"Love like there's no tomorrow, and if tomorrow comes, love again." Max Lucado
Last spring our Pastor talked about wartime marriages in marriage class. They knew the value of time. They also knew there was a good chance they didn't have much of it.
In America, we tend to take time for granted. People can live long, healthy lives. People usually do live long, healthy lives. But we aren't guaranteed those long, healthy lives. The Bible says life is short, like a vapor. (James 4:14)
I want to nurture my marriage every single day. I don't want to assume that I can do it tomorrow because we might not have tomorrow. Now honestly, I can't focus on this thought to any extreme because then I get sad and fearful about tomorrow instead of motivated to make the most of today. But the concept must be there.

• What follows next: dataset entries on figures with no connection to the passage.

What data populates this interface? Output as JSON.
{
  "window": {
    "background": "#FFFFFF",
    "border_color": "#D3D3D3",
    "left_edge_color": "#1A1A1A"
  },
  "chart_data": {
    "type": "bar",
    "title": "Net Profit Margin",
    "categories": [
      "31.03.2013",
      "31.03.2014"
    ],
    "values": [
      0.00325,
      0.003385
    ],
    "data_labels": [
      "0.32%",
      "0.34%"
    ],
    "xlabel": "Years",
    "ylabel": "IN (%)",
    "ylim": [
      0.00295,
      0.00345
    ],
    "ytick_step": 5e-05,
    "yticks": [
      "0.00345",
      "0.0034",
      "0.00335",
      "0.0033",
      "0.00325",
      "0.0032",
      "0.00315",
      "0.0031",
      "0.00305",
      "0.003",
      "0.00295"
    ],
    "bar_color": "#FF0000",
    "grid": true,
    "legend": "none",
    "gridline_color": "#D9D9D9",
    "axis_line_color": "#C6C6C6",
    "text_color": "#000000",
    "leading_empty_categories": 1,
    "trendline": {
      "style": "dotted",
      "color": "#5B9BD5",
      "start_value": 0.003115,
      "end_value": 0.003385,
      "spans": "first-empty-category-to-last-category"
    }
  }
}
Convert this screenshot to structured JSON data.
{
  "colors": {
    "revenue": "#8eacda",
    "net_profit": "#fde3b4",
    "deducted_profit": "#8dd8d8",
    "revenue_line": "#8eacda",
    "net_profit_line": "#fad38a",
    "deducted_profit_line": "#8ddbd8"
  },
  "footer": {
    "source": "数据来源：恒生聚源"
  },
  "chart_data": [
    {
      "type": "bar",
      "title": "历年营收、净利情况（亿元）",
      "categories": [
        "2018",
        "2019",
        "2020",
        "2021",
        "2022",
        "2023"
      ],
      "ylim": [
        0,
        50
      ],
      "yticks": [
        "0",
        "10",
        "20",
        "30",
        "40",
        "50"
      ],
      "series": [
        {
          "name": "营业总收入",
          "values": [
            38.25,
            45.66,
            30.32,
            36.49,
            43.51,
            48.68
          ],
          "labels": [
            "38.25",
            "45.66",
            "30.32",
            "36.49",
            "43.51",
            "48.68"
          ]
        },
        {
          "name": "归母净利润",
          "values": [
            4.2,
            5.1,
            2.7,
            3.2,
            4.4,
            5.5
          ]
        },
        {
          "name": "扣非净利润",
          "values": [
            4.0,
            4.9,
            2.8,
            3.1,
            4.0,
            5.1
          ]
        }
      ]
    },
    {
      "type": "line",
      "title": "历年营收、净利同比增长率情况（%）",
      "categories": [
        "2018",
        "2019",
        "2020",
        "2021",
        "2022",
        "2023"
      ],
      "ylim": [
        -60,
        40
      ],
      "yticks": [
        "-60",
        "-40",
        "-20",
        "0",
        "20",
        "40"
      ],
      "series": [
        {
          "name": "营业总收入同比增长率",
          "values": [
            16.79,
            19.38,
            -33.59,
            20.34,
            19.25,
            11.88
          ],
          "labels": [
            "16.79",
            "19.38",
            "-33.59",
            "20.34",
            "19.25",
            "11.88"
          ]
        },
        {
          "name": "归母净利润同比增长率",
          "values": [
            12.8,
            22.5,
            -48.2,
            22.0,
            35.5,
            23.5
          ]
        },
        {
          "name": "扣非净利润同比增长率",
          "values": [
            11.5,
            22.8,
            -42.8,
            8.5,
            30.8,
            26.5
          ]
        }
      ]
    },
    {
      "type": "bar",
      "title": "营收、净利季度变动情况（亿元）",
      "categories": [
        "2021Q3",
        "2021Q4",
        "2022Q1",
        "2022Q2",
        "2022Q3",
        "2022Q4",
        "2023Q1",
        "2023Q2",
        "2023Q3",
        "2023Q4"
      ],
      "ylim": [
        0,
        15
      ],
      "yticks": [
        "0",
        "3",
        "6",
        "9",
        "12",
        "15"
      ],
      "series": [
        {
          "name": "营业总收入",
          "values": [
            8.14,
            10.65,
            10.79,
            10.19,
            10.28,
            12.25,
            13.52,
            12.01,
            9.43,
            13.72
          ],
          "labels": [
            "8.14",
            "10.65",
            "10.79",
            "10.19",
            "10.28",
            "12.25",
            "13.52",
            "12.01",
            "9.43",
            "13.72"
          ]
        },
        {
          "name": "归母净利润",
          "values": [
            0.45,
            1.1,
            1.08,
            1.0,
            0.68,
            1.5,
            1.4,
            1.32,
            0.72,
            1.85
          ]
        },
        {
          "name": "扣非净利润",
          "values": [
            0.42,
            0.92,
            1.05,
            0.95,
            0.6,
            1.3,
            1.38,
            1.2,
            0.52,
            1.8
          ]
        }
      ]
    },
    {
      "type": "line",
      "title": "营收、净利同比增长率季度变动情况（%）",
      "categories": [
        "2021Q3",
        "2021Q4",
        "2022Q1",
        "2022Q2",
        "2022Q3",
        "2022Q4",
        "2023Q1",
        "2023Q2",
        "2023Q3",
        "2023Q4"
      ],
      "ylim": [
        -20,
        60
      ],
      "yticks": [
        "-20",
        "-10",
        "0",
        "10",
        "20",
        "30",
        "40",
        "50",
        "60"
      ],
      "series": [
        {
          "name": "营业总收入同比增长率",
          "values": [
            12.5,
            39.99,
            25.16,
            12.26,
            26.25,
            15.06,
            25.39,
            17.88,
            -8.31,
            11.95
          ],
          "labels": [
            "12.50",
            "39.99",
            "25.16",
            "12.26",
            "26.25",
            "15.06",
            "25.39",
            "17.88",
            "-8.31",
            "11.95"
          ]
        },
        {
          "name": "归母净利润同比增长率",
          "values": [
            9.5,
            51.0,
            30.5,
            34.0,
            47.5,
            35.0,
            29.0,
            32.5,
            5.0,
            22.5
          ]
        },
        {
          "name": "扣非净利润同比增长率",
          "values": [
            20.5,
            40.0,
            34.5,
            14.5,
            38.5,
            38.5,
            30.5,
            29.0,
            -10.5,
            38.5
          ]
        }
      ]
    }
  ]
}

We are not promised fifty years together. Or even seven. We have today.
So what can I do to nurture my marriage today? What can I do to love my husband?
1. Smile at him. When he wakes up. When he comes home. When I talk on the phone (seriously, it makes a difference in your voice!). When we're mobilizing the troops for battle (i.e. corralling the children). When I'm tired. When he's discouraged.
2. Touch him! Pat his arm. Rub his shoulder. Kiss him. Give him a hug.
3. Listen to him. My husband has lots of stories. Stories about work mostly. And those are stories about his life. I want to hear him. I want him to know he's important to me.
4. Laugh with him. We are constantly doing ridiculous things and cracking each other up. We'll probably embarrass our kids when they are older.
5. Care for him. For me, this means clean clothes. Dinner when he comes home (at least the promise of dinner cooking!). A reasonably clean, if somewhat messy, house.
6. Moderate our home. What does this mean? I was sick last week and I observed something. My husband needs me as a buffer. He needs my creativity for spending time with our kids. He needs my energy for being excited about our life.
7. Be happy. My husband desires my happiness. I cannot depend on him to make him happy but I can give him the gift of my joy.
8. Make him the focus. When it comes to our marriage I can focus on him or I can focus on me. I want to make him the focus and die to self.
And then I want to do these things day after day after day.
Because one of those days will be the last one.